Feel
The Beat : A Boshian
Peak Oil Canvas
By Bill Henderson
05 August, 2006
Countercurrents.org
"As the authors
of THE LIMITS TO GROWTH so plainly said three decades ago, exponential
growth rates can be very powerful. They can create growth curves which
suddenly mushroom, as 3% increments of small numbers suddenly become
a 3% increase of a much larger base. This mushroom growth can quickly
become almost overwhelming until powerful forces of physical limits,
the finally unseen consequences of such growth rates, suddenly appear
"out of nowhere", bring these trends to an abrupt halt."
Matthew Simmons Revisiting
The Limits To Growth
With
billions now contemplating the imminent peak of oil production and the
consequent peak of that spike of human population we are all a part
of, each day brings a wider, deeper understanding of what life at the
peak means. But the incredible energy, the pace and momentum, the creative/destructive
power of this moment of maximum human power is water to fish underappreciated.
Feel the pulse; feel the
beat. Never been more blood pumping. Never been anything more alive.
In each of these last years
before oil production inevitably drops, we are using more oil (and coal,
natural gas and other forms of energy) than humanity has ever used before.
Over 80 million barrels per day (mbd). More oil in 2006 than the total
amount the world used before 1960. Each year.
Our ability to multiply our
anthropogenic powers utilizing these energy sources ever more efficiently
allows us to clear more land and plant more crops, cut down more forests,
drain or fill more swamps and estuaries; mine more materials, hunt,
fish or gather; manufacture and otherwise transport and supply more
product; build more buildings, complexes, cities, on more converted
land (sprawling further, reaching higher into the heavens, packing ever
more dense populations) and otherwise redesign Earth for human use more
completely than ever before. We have never even come close to having
this much capacity to consume nature. Relentlessly, year by year, at
strenuous pace, effecting almost every ecosystem on the planet.
Each year of record production
and use of energy - ....2004, 2005, 2006, ....to somewhere near a 92-94
mbd peak in around 2010 in Chris Skrebowski's most informed prediction
- also helps to exponentially increase our scientific understanding
of creation and our place within; helps to fuel the most fiction written;
the most music written, preformed and recorded; the most plays or dance
preformed; the most works of art and architecture painted, sculpted,
conceived and executed; THE MOST REALITY TV SHOWS EVER and the most
introspection of our human soul and place in creation ever attempted.

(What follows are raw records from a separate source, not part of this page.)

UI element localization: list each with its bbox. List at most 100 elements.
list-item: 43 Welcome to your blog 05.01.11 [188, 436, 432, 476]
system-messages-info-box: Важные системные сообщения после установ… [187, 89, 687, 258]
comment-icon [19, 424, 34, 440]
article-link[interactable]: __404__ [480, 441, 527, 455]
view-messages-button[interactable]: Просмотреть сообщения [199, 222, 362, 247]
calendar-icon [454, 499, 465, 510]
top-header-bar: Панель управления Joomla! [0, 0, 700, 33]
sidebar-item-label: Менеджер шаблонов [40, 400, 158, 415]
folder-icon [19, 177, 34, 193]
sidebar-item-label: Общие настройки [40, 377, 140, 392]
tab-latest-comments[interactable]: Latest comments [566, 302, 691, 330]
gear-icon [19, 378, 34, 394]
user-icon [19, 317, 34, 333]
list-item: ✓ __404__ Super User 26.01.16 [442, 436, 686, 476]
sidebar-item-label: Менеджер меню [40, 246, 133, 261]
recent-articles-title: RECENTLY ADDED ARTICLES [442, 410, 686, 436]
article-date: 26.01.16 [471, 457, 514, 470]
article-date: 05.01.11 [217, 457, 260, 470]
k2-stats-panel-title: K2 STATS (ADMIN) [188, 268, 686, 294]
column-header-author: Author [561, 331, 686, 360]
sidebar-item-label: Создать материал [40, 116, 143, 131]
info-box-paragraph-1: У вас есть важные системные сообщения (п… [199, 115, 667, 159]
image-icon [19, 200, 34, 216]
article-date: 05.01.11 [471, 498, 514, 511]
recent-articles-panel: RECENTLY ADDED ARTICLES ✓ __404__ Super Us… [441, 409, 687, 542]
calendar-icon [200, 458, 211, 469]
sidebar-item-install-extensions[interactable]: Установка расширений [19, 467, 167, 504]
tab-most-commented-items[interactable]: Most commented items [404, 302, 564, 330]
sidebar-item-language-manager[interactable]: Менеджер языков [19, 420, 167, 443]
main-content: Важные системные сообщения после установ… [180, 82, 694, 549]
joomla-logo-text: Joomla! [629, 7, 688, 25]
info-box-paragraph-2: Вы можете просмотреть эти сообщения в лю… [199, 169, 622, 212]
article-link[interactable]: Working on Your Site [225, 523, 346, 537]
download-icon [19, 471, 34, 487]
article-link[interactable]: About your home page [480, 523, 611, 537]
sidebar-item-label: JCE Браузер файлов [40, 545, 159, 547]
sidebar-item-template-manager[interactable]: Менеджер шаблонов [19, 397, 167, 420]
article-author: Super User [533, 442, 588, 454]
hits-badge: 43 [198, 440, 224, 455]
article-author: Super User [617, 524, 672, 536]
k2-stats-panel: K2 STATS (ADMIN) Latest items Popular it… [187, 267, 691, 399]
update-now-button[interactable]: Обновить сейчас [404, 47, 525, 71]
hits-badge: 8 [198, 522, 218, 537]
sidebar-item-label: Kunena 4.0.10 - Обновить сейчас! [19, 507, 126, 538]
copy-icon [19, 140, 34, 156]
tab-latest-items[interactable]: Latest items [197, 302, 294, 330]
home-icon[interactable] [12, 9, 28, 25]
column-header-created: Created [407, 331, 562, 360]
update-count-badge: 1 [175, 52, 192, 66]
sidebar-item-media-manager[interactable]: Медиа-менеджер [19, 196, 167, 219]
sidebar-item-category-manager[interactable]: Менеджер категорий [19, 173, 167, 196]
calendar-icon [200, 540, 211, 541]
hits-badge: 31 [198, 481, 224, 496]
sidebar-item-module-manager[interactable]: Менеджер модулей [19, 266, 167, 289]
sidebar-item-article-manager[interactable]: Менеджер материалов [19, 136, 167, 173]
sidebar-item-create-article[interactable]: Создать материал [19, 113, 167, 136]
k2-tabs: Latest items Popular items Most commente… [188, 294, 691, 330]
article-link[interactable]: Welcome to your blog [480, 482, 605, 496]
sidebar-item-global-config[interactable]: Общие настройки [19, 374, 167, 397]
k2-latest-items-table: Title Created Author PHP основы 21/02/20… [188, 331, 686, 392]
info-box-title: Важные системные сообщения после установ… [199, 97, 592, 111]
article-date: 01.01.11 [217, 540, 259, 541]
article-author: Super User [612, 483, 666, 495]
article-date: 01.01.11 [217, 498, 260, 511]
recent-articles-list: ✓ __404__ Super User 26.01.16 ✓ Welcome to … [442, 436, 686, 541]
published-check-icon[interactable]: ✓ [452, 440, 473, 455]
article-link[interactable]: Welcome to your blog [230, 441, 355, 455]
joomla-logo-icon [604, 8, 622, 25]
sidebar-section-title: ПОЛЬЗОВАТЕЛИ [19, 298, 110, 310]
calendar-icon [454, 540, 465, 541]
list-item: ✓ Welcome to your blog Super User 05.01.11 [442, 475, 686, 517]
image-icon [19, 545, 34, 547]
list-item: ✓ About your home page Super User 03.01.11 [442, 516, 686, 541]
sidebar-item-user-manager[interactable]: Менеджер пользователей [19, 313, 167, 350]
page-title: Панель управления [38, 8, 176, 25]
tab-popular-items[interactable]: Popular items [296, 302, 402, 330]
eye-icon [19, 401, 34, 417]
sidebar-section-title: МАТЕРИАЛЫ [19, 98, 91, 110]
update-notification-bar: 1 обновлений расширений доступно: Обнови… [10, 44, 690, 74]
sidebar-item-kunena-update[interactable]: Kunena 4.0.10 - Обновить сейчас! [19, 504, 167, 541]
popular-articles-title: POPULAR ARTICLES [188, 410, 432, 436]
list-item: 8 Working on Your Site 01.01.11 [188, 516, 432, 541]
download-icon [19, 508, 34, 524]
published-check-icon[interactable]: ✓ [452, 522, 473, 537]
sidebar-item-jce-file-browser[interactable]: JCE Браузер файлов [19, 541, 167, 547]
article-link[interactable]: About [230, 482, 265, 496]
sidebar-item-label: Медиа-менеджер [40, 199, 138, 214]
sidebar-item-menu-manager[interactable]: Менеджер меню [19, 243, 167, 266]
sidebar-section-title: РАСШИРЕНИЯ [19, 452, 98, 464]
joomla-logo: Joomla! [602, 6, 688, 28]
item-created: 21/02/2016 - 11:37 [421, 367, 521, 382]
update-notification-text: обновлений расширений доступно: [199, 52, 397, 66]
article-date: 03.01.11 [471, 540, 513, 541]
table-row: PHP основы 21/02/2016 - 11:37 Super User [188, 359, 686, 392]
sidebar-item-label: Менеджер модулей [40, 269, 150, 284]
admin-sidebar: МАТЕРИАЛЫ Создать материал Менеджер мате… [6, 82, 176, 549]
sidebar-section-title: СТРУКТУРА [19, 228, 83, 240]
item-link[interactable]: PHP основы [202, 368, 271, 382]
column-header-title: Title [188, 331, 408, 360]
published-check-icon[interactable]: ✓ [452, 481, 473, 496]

Year after year with awesome intensity we race toward ever more complex
understanding of what life is.
Like the best party ever,
at the peak there are more people feverishly talking and dancing, swiving
and praying, prancing and doing deals, eating and drinking, people watching
and acting bored, whooping it up or paralyzed with fear, loving and
grooming, hating and fighting, catering and cleaning up, puking and
peeing, in ecstasy or in contemplation, in pleasure or in pain, more
people more alive than ever before and maybe more people at a party
than there will ever be again.
Try talking oil depletion
protocol or contraction-convergence or biodiversity protection or runaway
global warming at this party. Might as well try reading a holy book
in the crowd at an entertainment lollapalooza of Olympic proportion.
Might as well try and change
the music just as the terrorists on the 93rd floor try and get their
15 seconds worth of attention for kosher meat (That is their concern?
the 93rd story terrorists particular concern isn't it? What I can't
hear you? What? Oh, forget it.). While an untold number of Virginians
await their partners returning to the party from war against the neo-bonobos
(if they can ever find their cars in the chaos in the parking lot).
While movers and shakers play simcity with the lives of millions, soon
to be billions at the party through the live simulcast at every theatre,
sportsbar and church hall on this the best SuperSaturday till next week.
Soldiers shooting; battleships cruising; the great satan invisible high
overhead in apocalyptical vigilance.
Well I hope you get my drift
anyway. Never have we been more alive.
The crescendo reminds me
of Mickey Mouse as the sorcerer's apprentice; our god made mouse, the
personalization of our quest with fossil fuels. There is water everywhere.
But what happens over the peak? Does Mickey drown? Does the castle just
burst? Do the brooms run out of water? Is the sorcerer still in the
building? Do we powerdown or come apart at the seams? Wake up tomorrow
with a variety of hangovers?
I guess we'll just have to
wait and see. But right now we might as well enjoy the party - with
as small a consumption footprint as possible. Watch out for the brooms
and water, the neocons and WW3; know where the exits are and have a
plan. But have fun enjoying the best party of a humantime.